On Needing a Shake-Up with Jason Bourne

Another Jason Bourne film will always be welcome. The initial trilogy with Matt Damon just got better as it went on and the parallel move sideways with The Bourne Legacy (2012) added to the Bourne universe. This fifth instalment, fourth with Damon, third directed by Greengrass is, unfortunately, the weakest of the group (but still better than most Bond films).

That’s not to say that Jason Bourne doesn’t have an important message to tell and it is clear to see why Greengrass and Damon felt the time was right for another outing. Here we find the manhunt for Bourne (a familiar narrative arc; he needs another situation thrown at him) set against the backdrop of information leaks and privacy, Islamic terrorism funded by Western regimes and technology giants selling our information. The landscape for Bourne is ripe.
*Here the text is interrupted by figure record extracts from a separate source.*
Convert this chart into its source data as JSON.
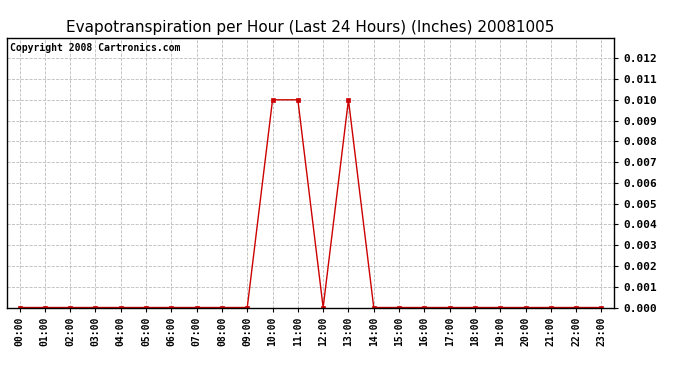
{
  "title": "Evapotranspiration per Hour (Last 24 Hours) (Inches) 20081005",
  "copyright_text": "Copyright 2008 Cartronics.com",
  "hours": [
    0,
    1,
    2,
    3,
    4,
    5,
    6,
    7,
    8,
    9,
    10,
    11,
    12,
    13,
    14,
    15,
    16,
    17,
    18,
    19,
    20,
    21,
    22,
    23
  ],
  "values": [
    0.0,
    0.0,
    0.0,
    0.0,
    0.0,
    0.0,
    0.0,
    0.0,
    0.0,
    0.0,
    0.01,
    0.01,
    0.0,
    0.01,
    0.0,
    0.0,
    0.0,
    0.0,
    0.0,
    0.0,
    0.0,
    0.0,
    0.0,
    0.0
  ],
  "xlabels": [
    "00:00",
    "01:00",
    "02:00",
    "03:00",
    "04:00",
    "05:00",
    "06:00",
    "07:00",
    "08:00",
    "09:00",
    "10:00",
    "11:00",
    "12:00",
    "13:00",
    "14:00",
    "15:00",
    "16:00",
    "17:00",
    "18:00",
    "19:00",
    "20:00",
    "21:00",
    "22:00",
    "23:00"
  ],
  "ylim": [
    0,
    0.013
  ],
  "yticks": [
    0.0,
    0.001,
    0.002,
    0.003,
    0.004,
    0.005,
    0.006,
    0.007,
    0.008,
    0.009,
    0.01,
    0.011,
    0.012
  ],
  "line_color": "#cc0000",
  "marker": "s",
  "marker_size": 3,
  "background_color": "#ffffff",
  "grid_color": "#bbbbbb",
  "title_fontsize": 11,
  "copyright_fontsize": 7,
  "tick_fontsize": 8,
  "x_tick_fontsize": 7
}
In this post Snowden, post ISIS world, writers Greengrass and Rouse balance the muddled, uncertain, unknowable political issues very well. While the film starts very busy, it settles down into a solid action thriller. It just doesn’t have the impact, in action or narrative that previous Bourne films have had. Bourne ends the film in the same place he began it, with a new nemesis, maybe, but these films have always been about Bourne, not the antagonist. As you would expect, the action is impressively handled, but has nothing that matches the roof top chase and following fight of The Bourne Ultimatum (2007).


Bourne will always be welcome, but this film shows us that he needs shaking up a bit.